I was watching the news today and they had a story on teen pregnancies. Pretty much since 2006 the states have rose A LOT! It's the new "fad" and teens are trying to get pregnant! Then they said all the reasons for teens to want to get pregnant... needing love, a community that accepts them, doesn't have a good family support system. Well I had a great family. I was always taught right from wrong, and none of my friends were having sex... in fact most of them were virgins! As a teen mom I wouldn't say those were my personal reasons. I was a teen that just thought it couldn't happen to me. I had a boyfriend that I really liked a lot, and sex was just apart of it. Like kissing, hanging out, going on dates... it just went along with those. I mean I wasn't too worried about my virtue since I left that back in the 9th grade. So what was the big deal... and my mind never fully considered pregnancy. Which is so stupid! I've ALWAYS done things the hard way! Well anyway now that I'm living it... I'm a teen mom. I see all these girls going down this road and it freaks me out! I was VERY fortunate to have Chris as the father, because he's an AMAZING father and husband. We have good lives, live on our own, and make well enough money to support a family of our own. But I see these girls getting pregnant, having babies, and just living at home while their parents babysit all the time! It makes me MAD at myself for EVER living at home after Lily was born! I know when it comes down to it, I was stupid and should have NEVER become pregnant. I had no job, I lived at home, I had nothing going for me... Chris wasn't even REALLY there. I was stupid. I don't know what I'm trying to say, but I just wish so much that these girls would figure it out! Because i didn't. I have no regrets and I'm so happy that i can have a family with Chris and that we are doing so great, but like I said before... I WAS LUCKY! If Chris decided he didn't love me and we just went our seperate ways, I would have nothing. I'd still be at home... working my butt off just to pay for childcare, because my parents aren't stupid... they wouldn't just take Lily and raise her for me while I go out and party... even if they'd love too.

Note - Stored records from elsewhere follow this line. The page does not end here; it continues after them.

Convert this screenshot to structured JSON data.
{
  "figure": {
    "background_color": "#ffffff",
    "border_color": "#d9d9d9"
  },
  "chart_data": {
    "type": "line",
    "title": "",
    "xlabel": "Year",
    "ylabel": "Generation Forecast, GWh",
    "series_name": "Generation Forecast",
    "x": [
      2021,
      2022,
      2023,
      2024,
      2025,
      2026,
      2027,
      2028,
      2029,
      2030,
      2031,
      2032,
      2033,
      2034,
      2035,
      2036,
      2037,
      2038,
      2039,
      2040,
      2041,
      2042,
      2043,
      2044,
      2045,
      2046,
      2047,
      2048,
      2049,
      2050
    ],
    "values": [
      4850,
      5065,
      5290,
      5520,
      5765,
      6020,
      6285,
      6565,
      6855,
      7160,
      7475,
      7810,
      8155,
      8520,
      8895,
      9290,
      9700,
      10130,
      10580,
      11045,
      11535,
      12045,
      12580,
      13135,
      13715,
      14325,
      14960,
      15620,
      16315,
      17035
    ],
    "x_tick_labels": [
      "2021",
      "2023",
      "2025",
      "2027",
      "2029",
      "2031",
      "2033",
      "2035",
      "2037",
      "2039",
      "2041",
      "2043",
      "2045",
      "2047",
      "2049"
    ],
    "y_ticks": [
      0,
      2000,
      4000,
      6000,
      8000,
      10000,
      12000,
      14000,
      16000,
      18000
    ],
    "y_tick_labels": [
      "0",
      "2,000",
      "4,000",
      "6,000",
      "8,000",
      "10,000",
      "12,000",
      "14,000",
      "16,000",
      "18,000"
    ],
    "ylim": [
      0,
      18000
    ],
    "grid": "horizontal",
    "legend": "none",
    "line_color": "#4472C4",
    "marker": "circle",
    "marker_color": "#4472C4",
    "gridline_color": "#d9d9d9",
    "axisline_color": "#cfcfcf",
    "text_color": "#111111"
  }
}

Anyway I just feel for these girls... that's all.
And I hate that parents are letting these girls live at home fully supported while they play!
No wonder girls don't care to get pregnant!
Why not... have a little "dolly" that's cute and then let their parents do all the hard work!
Ridiculous.

2 comments:

Emily Christiansen said...

I agree that far too many young girls are having babies and not taking responsibility. Being a mother is such a huge commitment... it scares me to death and I am 27 years old with a husband and a good paying job. I don't understand how so many young girls take it so lightly. I do, though, think that you have not become one of those girls. You have taken good care of Lily on your own and I am sure if Chris had not been the stand up guy he is, you would have made the right decision to give Lily up to someone who could take care of her. You are great and I am glad you are my sister.

Dena said...

Hey amy You have to remember I was not much older then you were when you had lily when I had Joshua. I was not even as mature as where. I think teen pregnancy has alot to do with the parents and not just the teenagers. I am not saying you. I am taking about those 15 16 year olds popping out kids. It is a joke.

I think you are doing great as a mom and I am very proud of you for deciding to raise her and marry Chris.